Wastewater and stormwater sewer systems play a vital role when it comes to infrastructure and the environment.
Although the two are critical to public health and safety, they are quite different.
The stormwater system is designed to transport rainfall runoff and other untreated drainages into underground pipes and open ditches. The water is then discharged to local rivers, wetlands and streams.
The wastewater system consists of underground pipes that transport sewage from household plumbing such as kitchens, sinks and bathrooms to a wastewater treatment plant where the water is filtered, treated and discharged for future use.
Unlike wastewater, stormwater is not designed to carry sewage or hazardous waste. This is due to the water being discharged directly to surface water bodies. Stormwater is untreated, which makes it easier for pollutants and hazardous wastes to contaminate our rivers, lakes and streams.

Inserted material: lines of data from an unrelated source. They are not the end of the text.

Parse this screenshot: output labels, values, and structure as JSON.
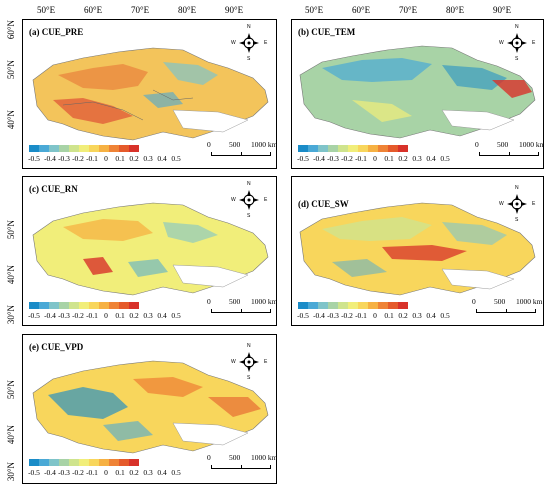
{
  "top_axis": [
    "50°E",
    "60°E",
    "70°E",
    "80°E",
    "90°E"
  ],
  "left_axis": [
    "60°N",
    "50°N",
    "40°N",
    "30°N"
  ],
  "panels": [
    {
      "title": "(a) CUE_PRE"
    },
    {
      "title": "(b) CUE_TEM"
    },
    {
      "title": "(c) CUE_RN"
    },
    {
      "title": "(d) CUE_SW"
    },
    {
      "title": "(e) CUE_VPD"
    }
  ],
  "compass": {
    "n": "N",
    "s": "S",
    "e": "E",
    "w": "W"
  },
  "legend": {
    "colors": [
      "#1a8cc8",
      "#4aa9d6",
      "#7fc4c9",
      "#a8d3a6",
      "#cfe48d",
      "#f1ee7a",
      "#f8d65c",
      "#f6b143",
      "#ef8336",
      "#e55a2b",
      "#d8322a"
    ],
    "ticks": [
      "-0.5",
      "-0.4",
      "-0.3",
      "-0.2",
      "-0.1",
      "0",
      "0.1",
      "0.2",
      "0.3",
      "0.4",
      "0.5"
    ]
  },
  "scalebar": {
    "labels": [
      "0",
      "500",
      "1000 km"
    ]
  }
}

To filter out solid objects that can cause the drains to clog, storm drain inlets are installed in low-lying outdoor areas such as curbs and outside drains. This mechanism not only helps the environment but also prevents floods by reducing the amount of standing water. Pollution can be prevented by directly disposing of hazardous waste, properly collecting and disposing yard clippings, reducing herbicide application, picking up pet waste and correctly discharging pools.
Understanding the difference between wastewater and stormwater not only helps us preserve our infrastructure but can prevent environmental damage.